Wednesday, February 4, 2026

The potential effect of a geographically focused intervention against TB in the USA

Who

  • Study population: People aged ≥15 years diagnosed with tuberculosis (TB) in the USA.

  • Data source: National TB Surveillance System (NTSS).

  • Time period: 2011–2019.

  • Key subgroups: Racially and ethnically minoritised populations (Black, Hispanic, Asian, American Indian or Alaska Native [AIAN], and other non-White groups).

  • Exclusions: People incarcerated at TB diagnosis (3.9% of racially minoritised cases).

  • Intervention-eligible groups: People born outside the USA, people living with HIV, and people experiencing homelessness.


What

  • Objective: To estimate the health impact, cost, cost-effectiveness, and equity effects of a one-time targeted latent tuberculosis infection (LTBI) testing and treatment intervention.

  • Key findings:

    • Targeting the top 5% of US counties with the highest TB risk among racially minoritised populations captured 47.4% of all TB cases.

    • The intervention was estimated to avert:

      • 17,359 TB cases

      • 2,700 TB deaths

      • 14,951 QALYs gained over participants’ lifetimes.

    • 94.1% of people with LTBI in intervention counties were racially minoritised.

    • The intervention reduced TB incidence across most racial and ethnic groups and modestly reduced racial and ethnic disparities, especially for Black people.

    • Cost-effectiveness: $86,177 per QALY gained (2022 USD).


When

  • TB surveillance data: 2011–2019.

  • Projection period for impact on incidence and disparities: 2026–2040.

  • Post-2020 data excluded due to COVID-19–related disruptions in TB diagnosis.


Where

  • Geographic scope: All 50 US states and the District of Columbia.
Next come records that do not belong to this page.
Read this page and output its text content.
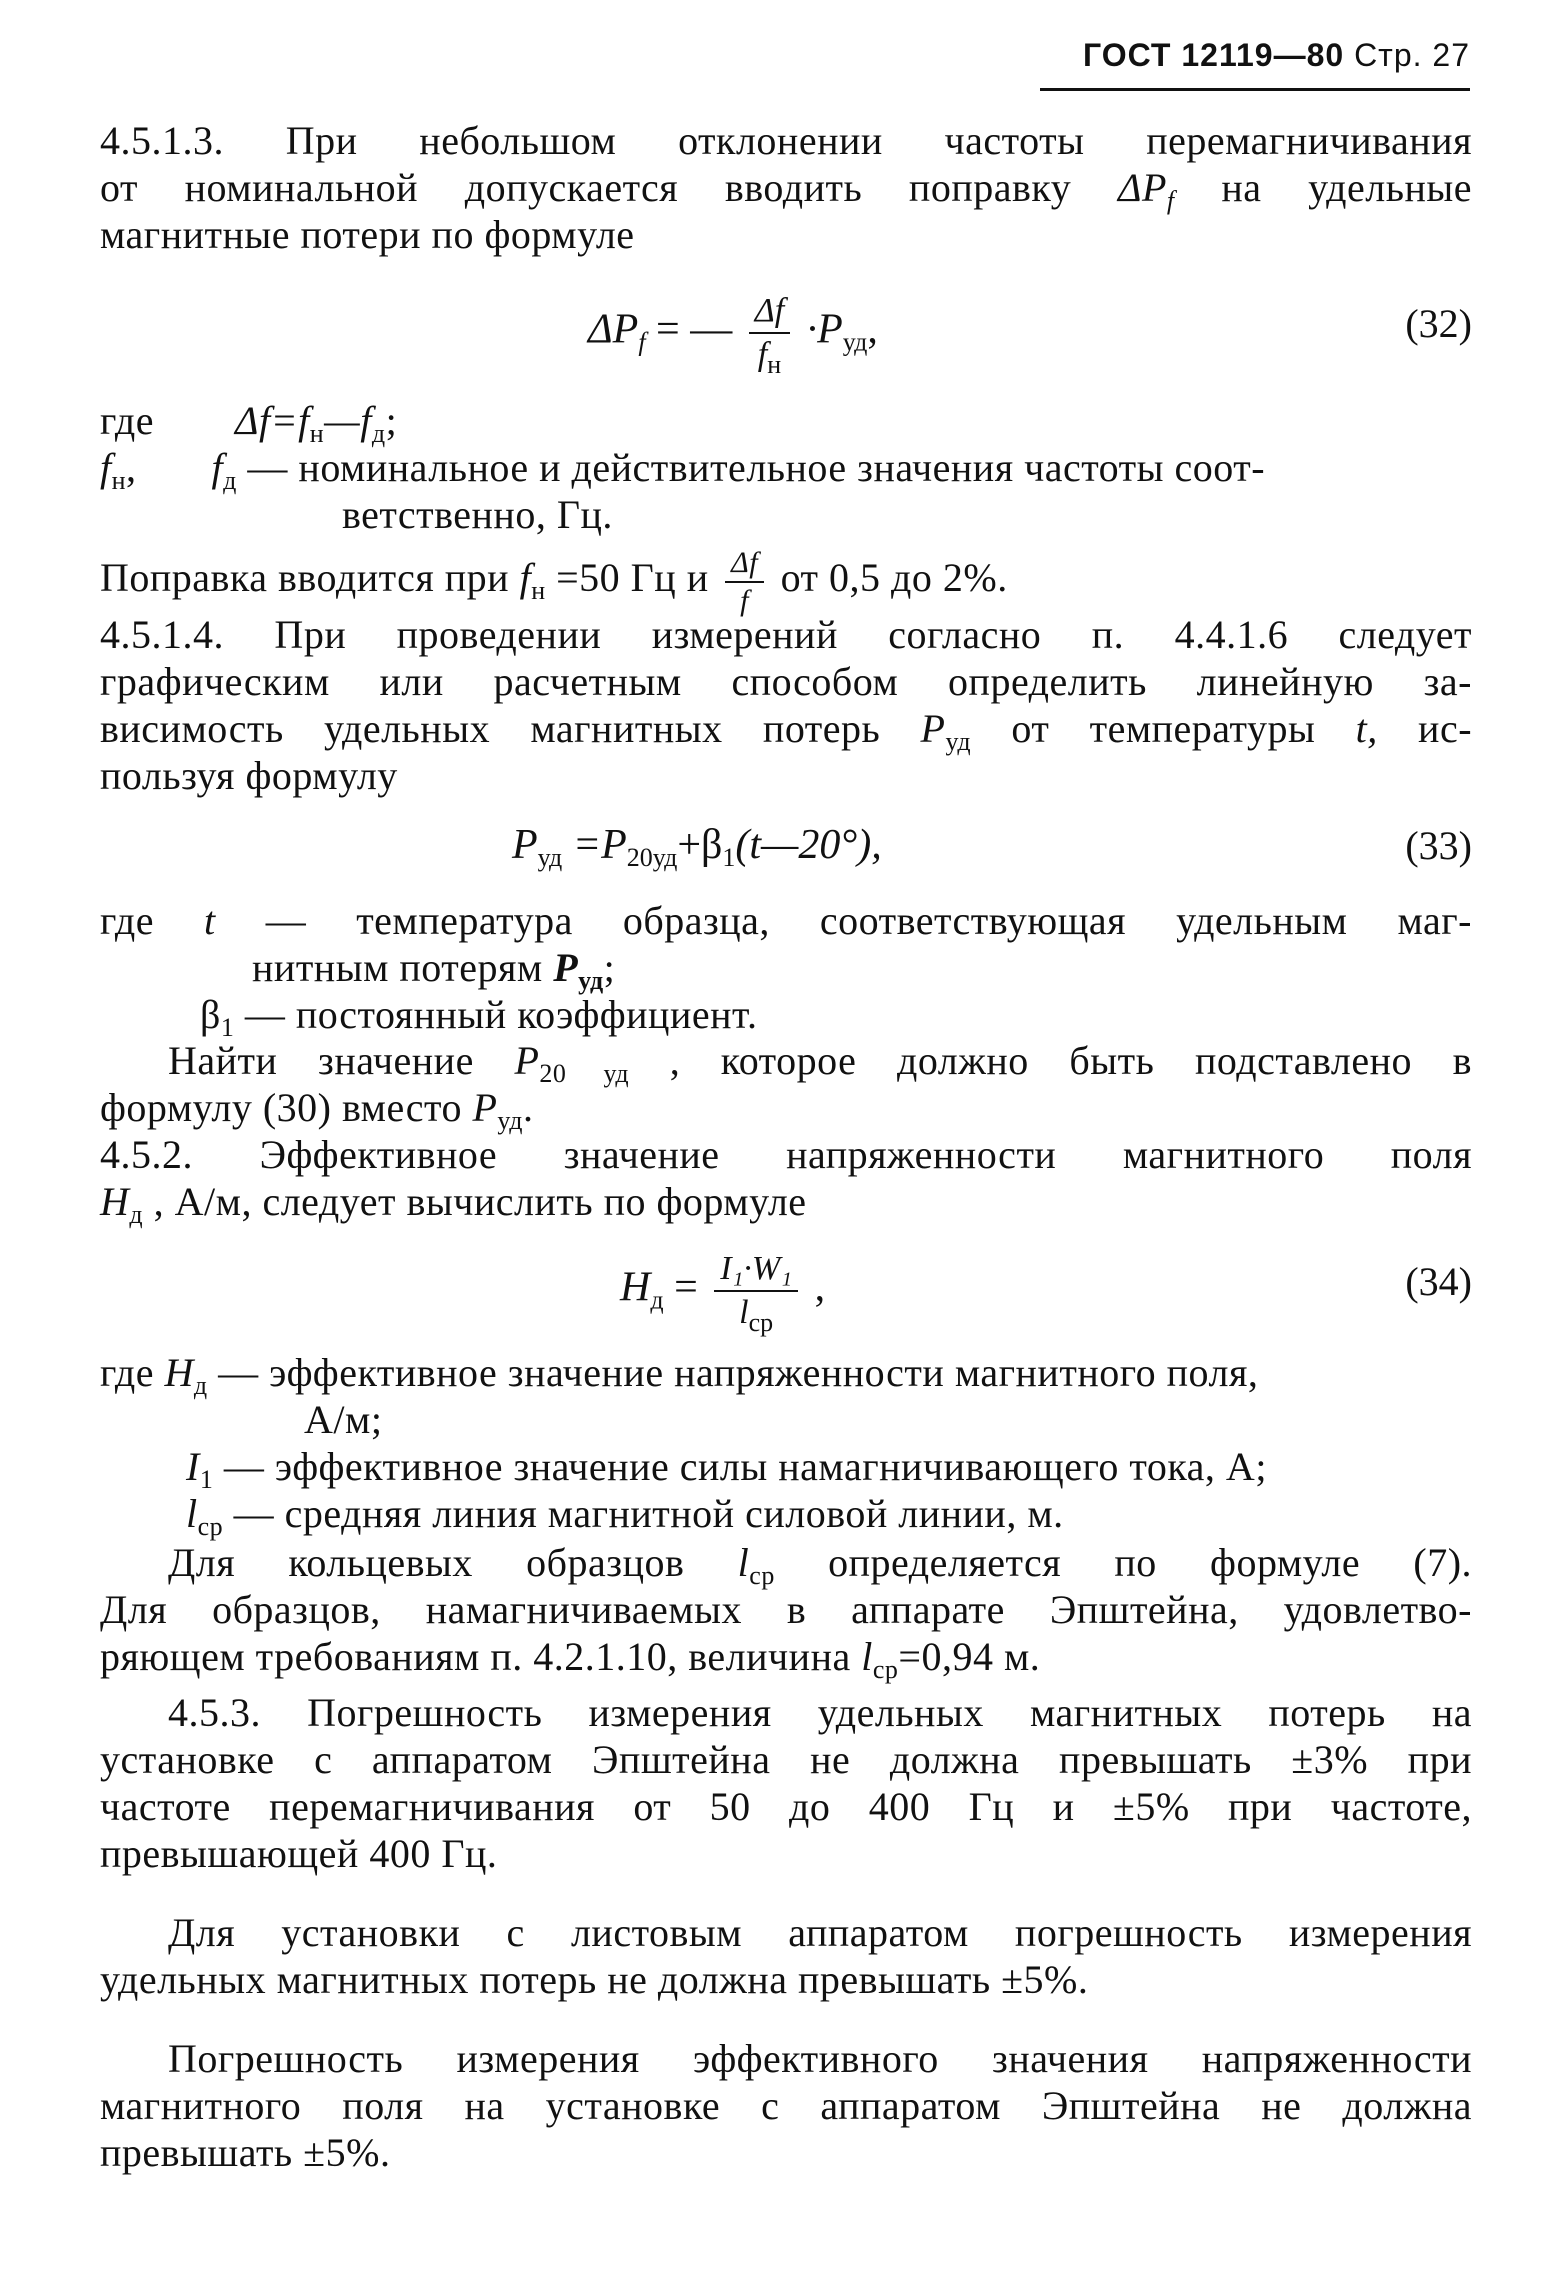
ГОСТ 12119—80 Стр. 27
4.5.1.3. При небольшом отклонении частоты перемагничивания
от номинальной допускается вводить поправку $\Delta P_f$ на удельные
магнитные потери по формуле
$\Delta P_f$ = — $\frac{\Delta f}{f_н} \cdot P_{уд}$,	(32)
где $\Delta f=f_н—f_д$;
$f_н$, $f_д$ — номинальное и действительное значения частоты соот-
ветственно, Гц.
Поправка вводится при $f_н =50$ Гц и $\frac{\Delta f}{f}$ от 0,5 до 2%.
4.5.1.4. При проведении измерений согласно п. 4.4.1.6 следует
графическим или расчетным способом определить линейную за-
висимость удельных магнитных потерь $P_{уд}$ от температуры t, ис-
пользуя формулу
$P_{уд}$ $=P_{20уд}+\beta_1(t—20^\circ)$,	(33)
где t — температура образца, соответствующая удельным маг-
нитным потерям $P_{уд}$;
$\beta_1$ — постоянный коэффициент.
Найти значение $P_{20 уд}$ , которое должно быть подставлено в
формулу (30) вместо $P_{уд}$.
4.5.2. Эффективное значение напряженности магнитного поля
$H_д$ , А/м, следует вычислить по формуле
$H_д = \frac{\text{I₁·W₁}}{l_{ср}}$ ,	(34)
где $H_д$ — эффективное значение напряженности магнитного поля,
А/м;
$I_1$ — эффективное значение силы намагничивающего тока, А;
$l_{ср}$ — средняя линия магнитной силовой линии, м.
Для кольцевых образцов $l_{ср}$ определяется по формуле (7).
Для образцов, намагничиваемых в аппарате Эпштейна, удовлетво-
ряющем требованиям п. 4.2.1.10, величина $l_{ср}=0,94$ м.
4.5.3. Погрешность измерения удельных магнитных потерь на
установке с аппаратом Эпштейна не должна превышать ±3% при
частоте перемагничивания от 50 до 400 Гц и ±5% при частоте,
превышающей 400 Гц.
Для установки с листовым аппаратом погрешность измерения
удельных магнитных потерь не должна превышать ±5%.
Погрешность измерения эффективного значения напряженности
магнитного поля на установке с аппаратом Эпштейна не должна
превышать ±5%.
  • Intervention focus: 157 counties (top 5% by a TB risk score combining TB incidence among racially minoritised people and their population share).


Why

  • Rationale: TB incidence remains disproportionately high among racially and ethnically minoritised populations in the USA.

  • Policy challenge: Current US guidelines do not allow LTBI testing to be restricted by race or ethnicity, necessitating a strategy that:

    • Reduces disparities,

    • Maximizes population health impact,

    • Remains guideline-concordant and cost-effective.

  • Goal: Inform resource allocation and decision making for TB elimination efforts.


How

  • Design: Modeling study combining surveillance data, statistical smoothing, and economic simulation.

  • Targeting approach:

    1. County-level targeting: Selected counties with highest TB burden among racially minoritised populations.

    2. Individual-level targeting: Offered LTBI testing to all people with guideline-recommended risk factors, regardless of race or ethnicity.

  • LTBI estimation: Back-calculated from TB incidence using published reactivation rates and spatially smoothed generalized additive models.

  • Intervention: Interferon gamma release assay testing, followed by 3 months of weekly isoniazid plus rifapentine.

  • Analysis:

    • Markov cohort model for lifetime health and economic outcomes.

    • Incremental cost-effectiveness ratios (ICERs) estimated from a TB health services perspective.

    • Quasi-Poisson models projected future TB incidence and disparities.

  • Oversight: Analysis of de-identified surveillance data reviewed by the Centers for Disease Control and Prevention, classified as research not involving human participants.


Overall conclusion

A geographically focused, guideline-concordant LTBI testing and treatment intervention could produce substantial health gains, be moderately cost-effective, and achieve small but meaningful reductions in racial and ethnic TB disparities, supporting its use as a strategic tool for TB elimination in the USA.

Source: Regan, M., Cui, H., Swartwood, N.A., Li, Y., Marks, S.M., Barham, T., Khan, A., Winston, C.A., Cohen, T., Horsburgh, C.R. and Salomon, J.A., 2026. The potential effect of a geographically focused intervention against tuberculosis in the USA: a simulation modelling study. The Lancet Public Health, 11(2), pp.e82-e91.